Open hostilities began with the assassination (July 24, 1702) of a local embodiment of royal repression, Patrick Cabanel, the Abbot of Chaila, at Pont-de-Montvert, who had recently arrested a group accused of attempting to flee France. The abbé was quickly lionized in print as a martyr of his faith. Led by the young Jean Cavalier and Roland Laporte, the Camisards met the ravages of the royal army with guerrilla methods and withstood superior forces in several pitched battles. In 1704, Marshal Villars, the royal commander, offered Cavalier vague concessions to the Protestants and the promise of a command in the royal army. Cavalier's acceptance of the offer broke the revolt, although others, including Laporte, refused to submit unless the Edict of Nantes was restored. Scattered fighting went on until 1710, but the true end of the uprising was the arrival in the Cevennes of the protestant minister Antoine Court and the reestablishment of a small Protestant community that was largely left in peace, especially after the death of Louis XIV in 1715.
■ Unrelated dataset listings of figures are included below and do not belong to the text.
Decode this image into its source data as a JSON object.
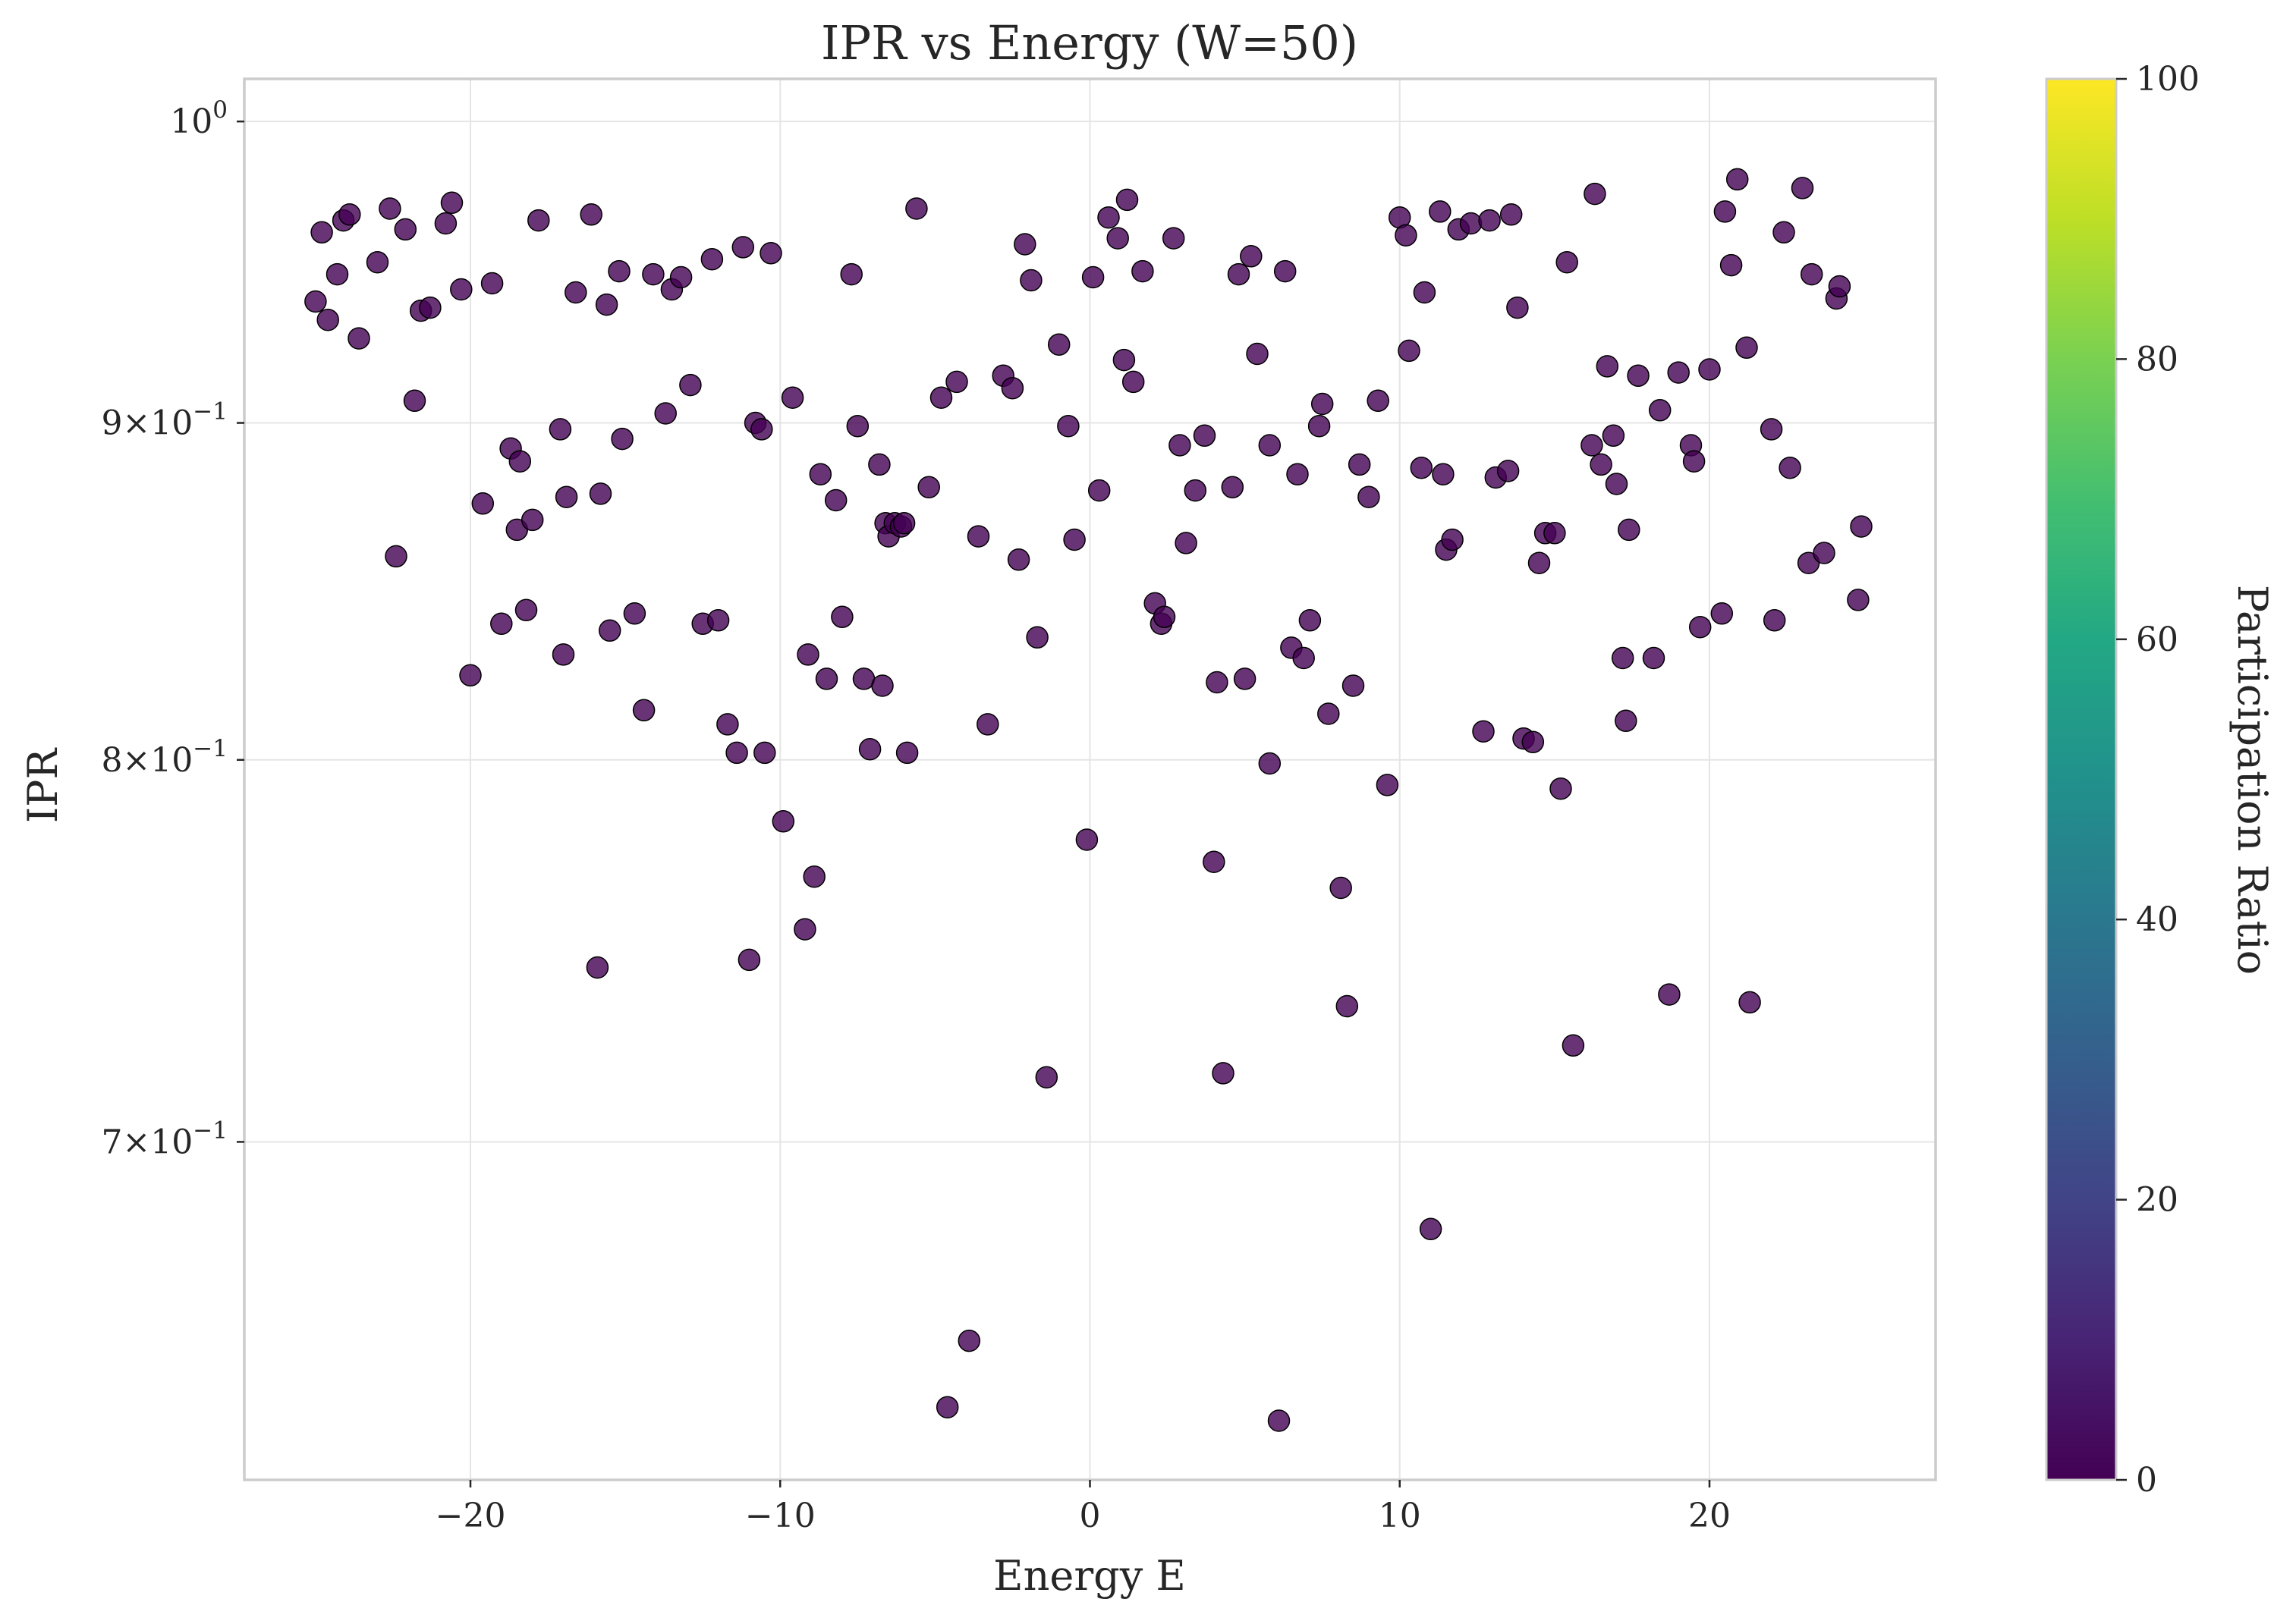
{
  "chart_data": {
    "type": "scatter",
    "title": "IPR vs Energy (W=50)",
    "xlabel": "Energy E",
    "ylabel": "IPR",
    "xlim": [
      -27.3,
      27.3
    ],
    "ylim": [
      0.622,
      1.015
    ],
    "yscale": "log",
    "grid": true,
    "xticks": [
      {
        "value": -20,
        "label": "−20"
      },
      {
        "value": -10,
        "label": "−10"
      },
      {
        "value": 0,
        "label": "0"
      },
      {
        "value": 10,
        "label": "10"
      },
      {
        "value": 20,
        "label": "20"
      }
    ],
    "yticks": [
      {
        "value": 0.7,
        "mantissa": "7×10",
        "exp": "−1"
      },
      {
        "value": 0.8,
        "mantissa": "8×10",
        "exp": "−1"
      },
      {
        "value": 0.9,
        "mantissa": "9×10",
        "exp": "−1"
      },
      {
        "value": 1.0,
        "mantissa": "10",
        "exp": "0"
      }
    ],
    "colorbar": {
      "label": "Participation Ratio",
      "min": 0,
      "max": 100,
      "colormap": "viridis",
      "ticks": [
        {
          "value": 0,
          "label": "0"
        },
        {
          "value": 20,
          "label": "20"
        },
        {
          "value": 40,
          "label": "40"
        },
        {
          "value": 60,
          "label": "60"
        },
        {
          "value": 80,
          "label": "80"
        },
        {
          "value": 100,
          "label": "100"
        }
      ]
    },
    "point_color": "#440154",
    "points": [
      [
        -25.0,
        0.939
      ],
      [
        -24.8,
        0.962
      ],
      [
        -24.6,
        0.933
      ],
      [
        -24.3,
        0.948
      ],
      [
        -24.1,
        0.966
      ],
      [
        -23.9,
        0.968
      ],
      [
        -23.6,
        0.927
      ],
      [
        -23.0,
        0.952
      ],
      [
        -22.6,
        0.97
      ],
      [
        -22.4,
        0.859
      ],
      [
        -22.1,
        0.963
      ],
      [
        -21.8,
        0.907
      ],
      [
        -21.6,
        0.936
      ],
      [
        -21.3,
        0.937
      ],
      [
        -20.8,
        0.965
      ],
      [
        -20.6,
        0.972
      ],
      [
        -20.3,
        0.943
      ],
      [
        -20.0,
        0.824
      ],
      [
        -19.6,
        0.875
      ],
      [
        -19.3,
        0.945
      ],
      [
        -19.0,
        0.839
      ],
      [
        -18.7,
        0.892
      ],
      [
        -18.5,
        0.867
      ],
      [
        -18.4,
        0.888
      ],
      [
        -18.2,
        0.843
      ],
      [
        -18.0,
        0.87
      ],
      [
        -17.8,
        0.966
      ],
      [
        -17.1,
        0.898
      ],
      [
        -17.0,
        0.83
      ],
      [
        -16.9,
        0.877
      ],
      [
        -16.6,
        0.942
      ],
      [
        -16.1,
        0.968
      ],
      [
        -15.9,
        0.744
      ],
      [
        -15.8,
        0.878
      ],
      [
        -15.6,
        0.938
      ],
      [
        -15.5,
        0.837
      ],
      [
        -15.2,
        0.949
      ],
      [
        -15.1,
        0.895
      ],
      [
        -14.7,
        0.842
      ],
      [
        -14.4,
        0.814
      ],
      [
        -14.1,
        0.948
      ],
      [
        -13.7,
        0.903
      ],
      [
        -13.5,
        0.943
      ],
      [
        -13.2,
        0.947
      ],
      [
        -12.9,
        0.912
      ],
      [
        -12.5,
        0.839
      ],
      [
        -12.2,
        0.953
      ],
      [
        -12.0,
        0.84
      ],
      [
        -11.7,
        0.81
      ],
      [
        -11.4,
        0.802
      ],
      [
        -11.2,
        0.957
      ],
      [
        -11.0,
        0.746
      ],
      [
        -10.8,
        0.9
      ],
      [
        -10.6,
        0.898
      ],
      [
        -10.5,
        0.802
      ],
      [
        -10.3,
        0.955
      ],
      [
        -9.9,
        0.783
      ],
      [
        -9.6,
        0.908
      ],
      [
        -9.2,
        0.754
      ],
      [
        -9.1,
        0.83
      ],
      [
        -8.9,
        0.768
      ],
      [
        -8.7,
        0.884
      ],
      [
        -8.5,
        0.823
      ],
      [
        -8.2,
        0.876
      ],
      [
        -8.0,
        0.841
      ],
      [
        -7.7,
        0.948
      ],
      [
        -7.5,
        0.899
      ],
      [
        -7.3,
        0.823
      ],
      [
        -7.1,
        0.803
      ],
      [
        -6.8,
        0.887
      ],
      [
        -6.7,
        0.821
      ],
      [
        -6.6,
        0.869
      ],
      [
        -6.5,
        0.865
      ],
      [
        -6.3,
        0.869
      ],
      [
        -6.1,
        0.868
      ],
      [
        -6.0,
        0.869
      ],
      [
        -5.9,
        0.802
      ],
      [
        -5.6,
        0.97
      ],
      [
        -5.2,
        0.88
      ],
      [
        -4.8,
        0.908
      ],
      [
        -4.6,
        0.638
      ],
      [
        -4.3,
        0.913
      ],
      [
        -3.9,
        0.653
      ],
      [
        -3.6,
        0.865
      ],
      [
        -3.3,
        0.81
      ],
      [
        -2.8,
        0.915
      ],
      [
        -2.5,
        0.911
      ],
      [
        -2.3,
        0.858
      ],
      [
        -2.1,
        0.958
      ],
      [
        -1.9,
        0.946
      ],
      [
        -1.7,
        0.835
      ],
      [
        -1.4,
        0.716
      ],
      [
        -1.0,
        0.925
      ],
      [
        -0.7,
        0.899
      ],
      [
        -0.5,
        0.864
      ],
      [
        -0.1,
        0.778
      ],
      [
        0.1,
        0.947
      ],
      [
        0.3,
        0.879
      ],
      [
        0.6,
        0.967
      ],
      [
        0.9,
        0.96
      ],
      [
        1.1,
        0.92
      ],
      [
        1.2,
        0.973
      ],
      [
        1.4,
        0.913
      ],
      [
        1.7,
        0.949
      ],
      [
        2.1,
        0.845
      ],
      [
        2.3,
        0.839
      ],
      [
        2.4,
        0.841
      ],
      [
        2.7,
        0.96
      ],
      [
        2.9,
        0.893
      ],
      [
        3.1,
        0.863
      ],
      [
        3.4,
        0.879
      ],
      [
        3.7,
        0.896
      ],
      [
        4.0,
        0.772
      ],
      [
        4.1,
        0.822
      ],
      [
        4.3,
        0.717
      ],
      [
        4.6,
        0.88
      ],
      [
        4.8,
        0.948
      ],
      [
        5.0,
        0.823
      ],
      [
        5.2,
        0.954
      ],
      [
        5.4,
        0.922
      ],
      [
        5.8,
        0.799
      ],
      [
        5.8,
        0.893
      ],
      [
        6.1,
        0.635
      ],
      [
        6.3,
        0.949
      ],
      [
        6.5,
        0.832
      ],
      [
        6.7,
        0.884
      ],
      [
        6.9,
        0.829
      ],
      [
        7.1,
        0.84
      ],
      [
        7.4,
        0.899
      ],
      [
        7.5,
        0.906
      ],
      [
        7.7,
        0.813
      ],
      [
        8.1,
        0.765
      ],
      [
        8.3,
        0.734
      ],
      [
        8.5,
        0.821
      ],
      [
        8.7,
        0.887
      ],
      [
        9.0,
        0.877
      ],
      [
        9.3,
        0.907
      ],
      [
        9.6,
        0.793
      ],
      [
        10.0,
        0.967
      ],
      [
        10.3,
        0.923
      ],
      [
        10.2,
        0.961
      ],
      [
        10.7,
        0.886
      ],
      [
        10.8,
        0.942
      ],
      [
        11.0,
        0.679
      ],
      [
        11.3,
        0.969
      ],
      [
        11.4,
        0.884
      ],
      [
        11.5,
        0.861
      ],
      [
        11.7,
        0.864
      ],
      [
        11.9,
        0.963
      ],
      [
        12.3,
        0.965
      ],
      [
        12.7,
        0.808
      ],
      [
        12.9,
        0.966
      ],
      [
        13.1,
        0.883
      ],
      [
        13.5,
        0.885
      ],
      [
        13.6,
        0.968
      ],
      [
        13.8,
        0.937
      ],
      [
        14.0,
        0.806
      ],
      [
        14.3,
        0.805
      ],
      [
        14.5,
        0.857
      ],
      [
        14.7,
        0.866
      ],
      [
        15.0,
        0.866
      ],
      [
        15.2,
        0.792
      ],
      [
        15.4,
        0.952
      ],
      [
        15.6,
        0.724
      ],
      [
        16.2,
        0.893
      ],
      [
        16.3,
        0.975
      ],
      [
        16.5,
        0.887
      ],
      [
        16.7,
        0.918
      ],
      [
        16.9,
        0.896
      ],
      [
        17.0,
        0.881
      ],
      [
        17.2,
        0.829
      ],
      [
        17.3,
        0.811
      ],
      [
        17.4,
        0.867
      ],
      [
        17.7,
        0.915
      ],
      [
        18.2,
        0.829
      ],
      [
        18.4,
        0.904
      ],
      [
        18.7,
        0.737
      ],
      [
        19.0,
        0.916
      ],
      [
        19.4,
        0.893
      ],
      [
        19.5,
        0.888
      ],
      [
        19.7,
        0.838
      ],
      [
        20.0,
        0.917
      ],
      [
        20.4,
        0.842
      ],
      [
        20.5,
        0.969
      ],
      [
        20.7,
        0.951
      ],
      [
        20.9,
        0.98
      ],
      [
        21.2,
        0.924
      ],
      [
        21.3,
        0.735
      ],
      [
        22.0,
        0.898
      ],
      [
        22.1,
        0.84
      ],
      [
        22.4,
        0.962
      ],
      [
        22.6,
        0.886
      ],
      [
        23.0,
        0.977
      ],
      [
        23.2,
        0.857
      ],
      [
        23.3,
        0.948
      ],
      [
        23.7,
        0.86
      ],
      [
        24.1,
        0.94
      ],
      [
        24.2,
        0.944
      ],
      [
        24.8,
        0.846
      ],
      [
        24.9,
        0.868
      ]
    ]
  }
}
Cavalier later went over to the British, who made him Governor of Jersey
A millenarian group of ex-Camisards under the guidance of Elie Marion emigrated to London in 1706, where they were treated with scorn and some official repression as the 'French Prophets.' Their example and their writings had some influence later, both on the spiritual outlook of Jean-Jacques Rousseau and on Ann Lee, founder of the Shaker movement.
Camisard in France today refers to a white goat cheese made in Aquitaine, especially in spring and summer.